The song sounded familiar. Rimmer frowned, trying to remember where he’d heard it.
“It… It… Smeg! It GOES like this, the…” there were some incoherent mumblings, as Lister tried to sort out which chord came next. Rimmer was still frozen in the same spot. From his vantage-point, he could just about see Lister, framed by the door, his hands fumbling across the strings like a drunken teenager trying to remove a bra. They were strong hands, Rimmer noted, not a musicians hands by far. They seemed to try to beat the song into submission, and couldn’t help but fail miserably. You had to give the man points for trying though. He did a mental double-take. You had to what? What was he thinking? Why was he standing here? And just what was that song Lister was playing, anyway?
“Halleluja…Halle... LUja… Halle… Aw, smeg…”

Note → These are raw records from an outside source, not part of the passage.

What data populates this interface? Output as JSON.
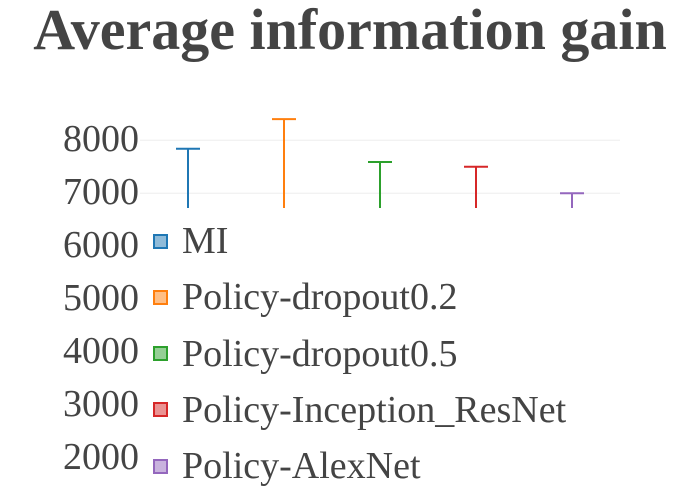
{
  "chart_data": {
    "type": "bar",
    "title": "Average information gain",
    "xlabel": "",
    "ylabel": "",
    "ylim": [
      6720,
      8780
    ],
    "y_tick_labels": [
      "8000",
      "7000",
      "6000",
      "5000",
      "4000",
      "3000",
      "2000"
    ],
    "y_ticks": [
      8000,
      7000,
      6000,
      5000,
      4000,
      3000,
      2000
    ],
    "grid": true,
    "legend_placement": "overlapping-left",
    "series": [
      {
        "name": "MI",
        "color": "#1f77b4",
        "error_bar_top": 7840
      },
      {
        "name": "Policy-dropout0.2",
        "color": "#ff7f0e",
        "error_bar_top": 8400
      },
      {
        "name": "Policy-dropout0.5",
        "color": "#2ca02c",
        "error_bar_top": 7590
      },
      {
        "name": "Policy-Inception_ResNet",
        "color": "#d62728",
        "error_bar_top": 7500
      },
      {
        "name": "Policy-AlexNet",
        "color": "#9467bd",
        "error_bar_top": 7000
      }
    ]
  }
}
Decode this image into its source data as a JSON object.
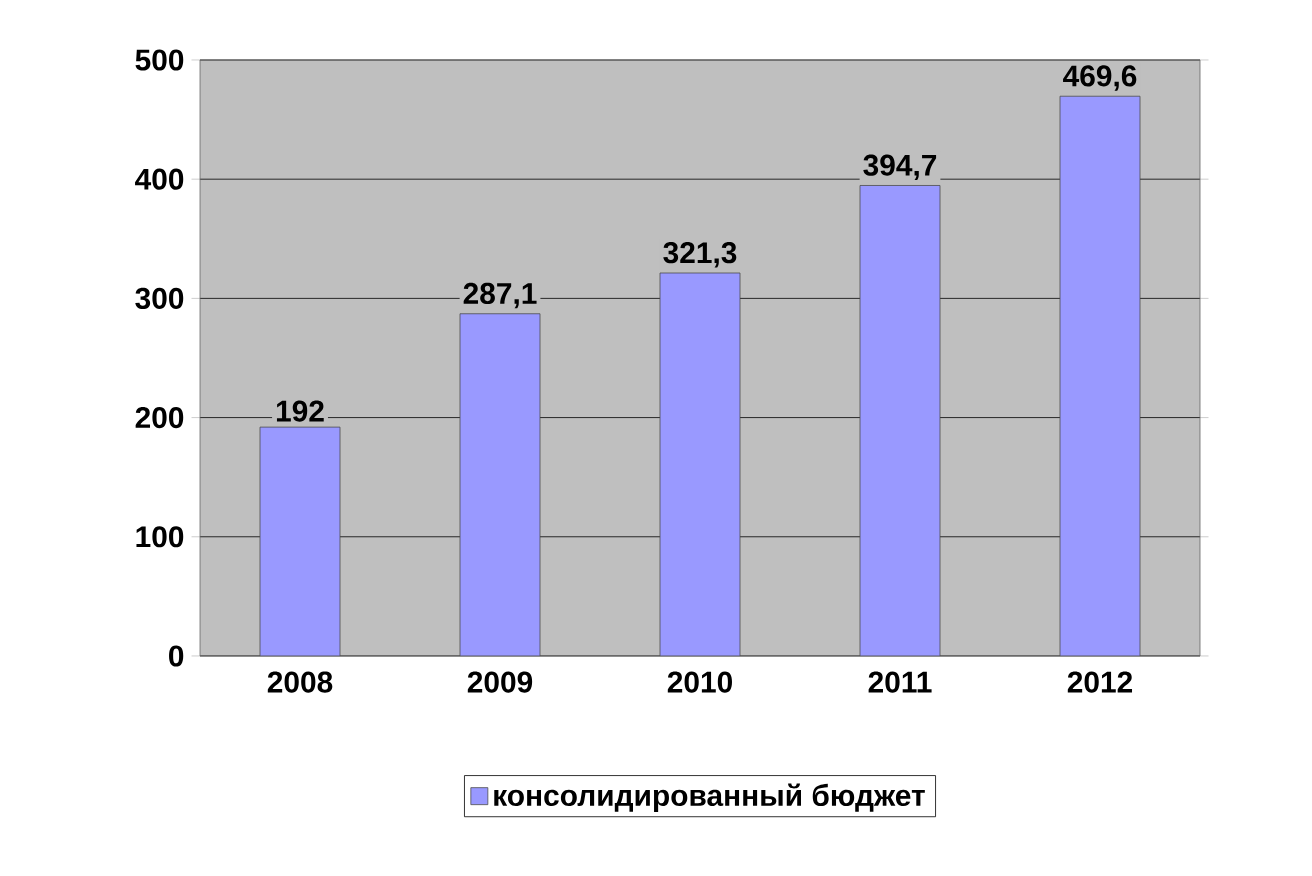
{
  "chart_data": {
    "type": "bar",
    "categories": [
      "2008",
      "2009",
      "2010",
      "2011",
      "2012"
    ],
    "series": [
      {
        "name": "консолидированный бюджет",
        "color": "#9999ff",
        "values": [
          192,
          287.1,
          321.3,
          394.7,
          469.6
        ],
        "value_labels": [
          "192",
          "287,1",
          "321,3",
          "394,7",
          "469,6"
        ]
      }
    ],
    "ylim": [
      0,
      500
    ],
    "yticks": [
      0,
      100,
      200,
      300,
      400,
      500
    ],
    "grid": "y",
    "legend": "bottom"
  }
}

Ah, a hymn. That explained it; he must have heard it at school assembly or something. He shuddered; Rimmer did not have fond memories of school. But wait - why would Lister be playing a hymn? He took great pride in his atheism, despite being God to an entire race of people. Precisely because of that actually, in part.
“Her BEAUTY and the mo…moonlight over… THREW you.”
Rimmer leaned against the wall, transfixed. Why was he still here? He didn’t understand. Why didn’t he just march in there and show Lister who was boss for once? He’d waited so long to be able to do this; he’d longed to do it for years; so why wasn’t he? Beauty, he thought, wondering why the word lingered in his mind. Beauty.
“And FROM your lips she… She…” Lister spotted him. Oh dear God, Lister had spotted him. Lips, Rimmer thought, incoherently, why am I thinking of lips?
“Hey man,” Lister greeted him cheerfully. “Like the song?” He grinned stupidly, and something inside Rimmer broke, very, very quietly.
“Yes,” he replied, not knowing why, “I think I do.”